Smoking, Alcoholism, and Use of Illicit Drugs

2018 
Tobacco smoking, one of the main modifiable risk factors for mortality, is associated with cutaneous neoplasias and cutaneous aging, besides worsening of the postsurgical scarring process. It is also involved with the pathogenesis and the worsening of some dermatoses, such as Buerger’s disease, lupus, psoriasis, and hidradenitis suppurativa. Alcoholism is a chronic, progressive, and lethal disease that leads to multiple organ dysfunction and skin manifestations associated with endocrinologic changes, with nutritional deficiencies and signs of hepatopathy.
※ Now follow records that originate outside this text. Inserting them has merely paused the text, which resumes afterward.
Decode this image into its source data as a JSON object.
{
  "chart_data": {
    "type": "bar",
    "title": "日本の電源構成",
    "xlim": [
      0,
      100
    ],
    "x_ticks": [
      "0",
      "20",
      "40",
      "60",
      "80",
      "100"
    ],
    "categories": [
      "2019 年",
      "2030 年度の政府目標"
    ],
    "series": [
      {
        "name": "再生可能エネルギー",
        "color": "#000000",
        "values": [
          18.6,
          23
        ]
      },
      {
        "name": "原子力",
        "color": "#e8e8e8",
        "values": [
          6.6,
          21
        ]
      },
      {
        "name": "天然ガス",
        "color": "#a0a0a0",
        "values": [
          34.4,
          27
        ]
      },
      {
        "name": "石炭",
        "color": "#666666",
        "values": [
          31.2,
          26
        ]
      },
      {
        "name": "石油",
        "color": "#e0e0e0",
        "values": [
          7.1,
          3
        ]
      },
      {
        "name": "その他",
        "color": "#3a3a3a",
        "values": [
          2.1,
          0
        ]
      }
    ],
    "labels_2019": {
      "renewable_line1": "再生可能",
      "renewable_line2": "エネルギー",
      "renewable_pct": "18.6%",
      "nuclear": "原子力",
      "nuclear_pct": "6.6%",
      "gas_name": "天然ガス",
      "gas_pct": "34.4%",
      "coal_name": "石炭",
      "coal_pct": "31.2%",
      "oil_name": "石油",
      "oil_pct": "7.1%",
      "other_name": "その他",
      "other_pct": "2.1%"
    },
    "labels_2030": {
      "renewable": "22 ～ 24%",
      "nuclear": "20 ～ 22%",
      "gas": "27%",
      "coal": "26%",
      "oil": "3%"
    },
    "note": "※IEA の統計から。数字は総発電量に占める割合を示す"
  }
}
Alcoholism is associated with the triggering or worsening of dermatoses, such as psoriasis, porphyria, seborrheic dermatitis, rosacea, urticaria, contact dermatitis, and eczema. Advice to patients on quitting smoking and drinking should be part of the routine general directions about general health and the skin health. Cocaine, one of the world’s oldest drugs, causes euphoria accompanied by serious side effects including cardiac disorders, skin necrosis, and nasal septum perforation, among others. This chapter discusses the main manifestations of tobacco smoking, alcoholism, and drug addiction (particularly cocaine use, also when mixed with adjuvant drugs such as levamisole).